CHAPTER 3: THE PORT JERVIS, ORISKANY, ESOPUS, AND SCHOHARIE FORMATIONS, AND EQUIVALENTS: PRAGIAN AND EMSIAN STRATA OF NEW YORK
Overlying siliciclastics of the lower Emsian Esopus Formation are restricted to eastern to east-central NY. Overlying upper Emsian strata of the coeval Schoharie and Bois Blanc formations comprise mixed siliciclastic-carbonate and carbonate strata, respectively. These three Emsian NY units correlate with lower and middle parts of the Needmore and Huntersville formations, central PA to southwestern VA and adjacent WV. Deposition was associated with early to middle stages of a second Acadian tectophase.

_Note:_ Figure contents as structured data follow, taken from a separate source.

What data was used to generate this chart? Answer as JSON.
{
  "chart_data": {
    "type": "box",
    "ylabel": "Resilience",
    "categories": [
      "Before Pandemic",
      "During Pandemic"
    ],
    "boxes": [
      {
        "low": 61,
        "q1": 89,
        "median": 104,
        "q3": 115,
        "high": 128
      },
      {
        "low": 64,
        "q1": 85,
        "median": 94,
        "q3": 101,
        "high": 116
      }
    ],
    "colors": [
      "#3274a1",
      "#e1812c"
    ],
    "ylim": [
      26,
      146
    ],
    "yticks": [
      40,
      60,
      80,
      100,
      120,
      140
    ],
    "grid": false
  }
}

Across NY, some to all of these strata are absent at the Wallbridge Unconformity. The Tristates area, at the meeting of NY, NJ, and PA, is the only area where deposition was continuous through this time. To the north and west, a major Paleozoic sea level lowstand +/- crustal flexure during the Acadian Orogeny led to an amalgamated series of unconformities, bounding the sub-Oriskany Wallbridge Unconformity. Maximum development of the unconformity occurs in ~west-central NY, where Middle Devonian Onondaga Limestone overlies Upper Silurian strata. The entire succession comprises six or seven major, third order depositional sequences. This includes two likely Pragian sequences, and five distinct Emsian sequences; all appear to be global. A series of altered airfall volcanic tephras occur in the lower Esopus Formation; a few additional tephras are known in the Schoharie Formation. Three distinct faunas characterize Pragian and Emsian strata – the Oriskany, Esopus and Schoharie Ecological Evolutionary Subunits (Brett et al., 2009). Too little biostratigraphic data, and the provinciality of Pragian-Emsian faunas of the Eastern Americas Realm, limit the accuracy of stage boundaries in New York/Appalachian Basin strata.